Gov. Jim Risch stood shoulder-to-shoulder with Sen. David Langhorst, D-Boise; Nampa Mayor Tom Dale; and Sen. Brad Little, R-Emmett, today to speak out against Proposition 2 on Tuesday’s ballot, the anti-takings initiative. The room was packed with Prop 2 opponents, including representatives of chambers of commerce, conservation groups, cities, counties, developers, Realtors, big business, the League of Women Voters, the Ada County Highway District, GOP legislators, and more. “As you can see from the cross section of people that are here today, there is broad opposition to Proposition 2,” Risch declared.
Becky McKnight, spokeswoman for “This House is My Home,” the group sponsoring the initiative, attended and handed out fliers calling Prop 2 opponents “nothing but a front group for environmental extremist groups like Greenpeace and left-wing billionaire George Soros.” When a reporter asked Risch about that charge, he responded amid laughter, “Well, y’know, I’ve been accused of a lot of stuff, and now the list is complete.” He added, “In this particular instance, I think what you have to do is look around this room, and you see some people here that are very conservative, you see people here who own a considerable amount of property, you see people who are strong environmental groups, and they’ve all come together to say that this is a bad idea for Idaho.”

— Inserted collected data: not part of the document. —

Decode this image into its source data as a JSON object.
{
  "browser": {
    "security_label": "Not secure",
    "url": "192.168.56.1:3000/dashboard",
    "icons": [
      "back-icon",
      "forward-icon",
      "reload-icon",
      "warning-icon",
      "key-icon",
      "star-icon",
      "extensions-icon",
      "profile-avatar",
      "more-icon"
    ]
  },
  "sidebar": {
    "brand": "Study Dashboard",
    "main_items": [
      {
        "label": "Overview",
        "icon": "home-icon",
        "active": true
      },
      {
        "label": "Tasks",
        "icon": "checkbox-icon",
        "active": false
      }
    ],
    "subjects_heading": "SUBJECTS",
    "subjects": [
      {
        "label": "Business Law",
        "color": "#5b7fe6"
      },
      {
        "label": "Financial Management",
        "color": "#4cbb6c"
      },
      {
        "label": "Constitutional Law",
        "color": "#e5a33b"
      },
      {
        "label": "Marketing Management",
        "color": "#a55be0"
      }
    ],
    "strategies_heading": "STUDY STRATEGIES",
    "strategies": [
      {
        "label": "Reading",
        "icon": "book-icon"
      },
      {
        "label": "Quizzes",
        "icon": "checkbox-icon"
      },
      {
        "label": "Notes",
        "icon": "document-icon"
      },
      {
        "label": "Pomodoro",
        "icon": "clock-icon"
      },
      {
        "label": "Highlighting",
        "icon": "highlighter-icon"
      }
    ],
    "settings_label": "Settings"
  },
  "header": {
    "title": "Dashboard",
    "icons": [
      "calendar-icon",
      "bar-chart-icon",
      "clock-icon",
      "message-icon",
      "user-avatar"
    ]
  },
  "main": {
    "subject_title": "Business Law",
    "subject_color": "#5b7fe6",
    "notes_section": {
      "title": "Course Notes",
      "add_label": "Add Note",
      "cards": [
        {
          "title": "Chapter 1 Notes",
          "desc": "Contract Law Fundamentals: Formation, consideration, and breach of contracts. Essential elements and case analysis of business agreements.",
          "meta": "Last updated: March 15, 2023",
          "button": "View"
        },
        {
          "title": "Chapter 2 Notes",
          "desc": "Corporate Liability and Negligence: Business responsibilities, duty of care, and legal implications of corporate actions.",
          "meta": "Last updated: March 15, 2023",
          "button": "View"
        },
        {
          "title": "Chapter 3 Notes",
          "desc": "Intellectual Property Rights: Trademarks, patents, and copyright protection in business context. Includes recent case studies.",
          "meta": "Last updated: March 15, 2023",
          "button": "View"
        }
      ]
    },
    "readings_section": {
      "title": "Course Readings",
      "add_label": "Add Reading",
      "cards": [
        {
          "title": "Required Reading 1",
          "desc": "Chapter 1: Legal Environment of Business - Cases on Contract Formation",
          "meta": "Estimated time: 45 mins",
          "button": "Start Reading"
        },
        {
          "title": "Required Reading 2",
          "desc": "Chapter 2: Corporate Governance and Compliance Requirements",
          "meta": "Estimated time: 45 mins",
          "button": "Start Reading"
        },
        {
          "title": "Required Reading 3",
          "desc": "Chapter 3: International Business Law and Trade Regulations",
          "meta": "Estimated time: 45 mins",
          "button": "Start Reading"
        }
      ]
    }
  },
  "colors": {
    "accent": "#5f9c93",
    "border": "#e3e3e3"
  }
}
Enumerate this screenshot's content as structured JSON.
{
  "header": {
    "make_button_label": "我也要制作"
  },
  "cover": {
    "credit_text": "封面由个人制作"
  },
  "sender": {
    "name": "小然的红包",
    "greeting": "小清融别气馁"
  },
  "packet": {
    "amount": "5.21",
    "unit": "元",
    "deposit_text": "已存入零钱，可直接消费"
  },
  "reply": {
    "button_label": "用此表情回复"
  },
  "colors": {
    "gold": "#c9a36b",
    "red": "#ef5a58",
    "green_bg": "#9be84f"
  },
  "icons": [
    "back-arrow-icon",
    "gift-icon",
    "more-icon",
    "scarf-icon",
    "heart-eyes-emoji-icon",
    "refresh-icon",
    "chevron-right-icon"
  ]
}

The measure has been billed as a way to limit the government power of eminent domain, but it actually doesn’t change Idaho’s eminent domain laws, other than adding some definitions, because it mirrors legislation that already passed this year. Instead, the operative part of the initiative is a sweeping new regulatory takings law, which would require local governments to pay landowners if new land-use restrictions prevent them from developing their property to its “highest and best use.” Similar initiatives, funded by New York real estate investor Howard Rich, were proposed in seven states this year and are on the ballot in four, including both Idaho and Washington.
Risch said, “We’re all Idahoans here – we really know what’s good for Idaho and what isn’t.”
McKnight said afterward, “I felt very intimidated as a homeowner … being in there with a bunch of politicians who will say anything and do anything.” But she added parenthetically that she did want to praise Risch for his efforts to help get needed supplies to troops serving in Afghanistan, where her husband is deployed.
Former Congressman Larry LaRocco, whom Risch faces in Tuesday’s election in the race to be Idaho’s lieutenant governor for the next four years, said both he and Risch agree on Prop 2 – both oppose it – and Risch already had made that view public. “I simply think he’s using the governor’s office in the last-minute closing days of the campaign to wring out every ounce of publicity he can get as governor,” LaRocco said.
Risch said the many groups that have come together to fight Prop 2 have formed the broadest coalition on a political issue he’s seen in his career. “I’ve seen strong coalitions put together before,” he said, “but I’ve never seen one, I don’t think, that is quite as diverse as this group is. I think that probably tells you something about this.”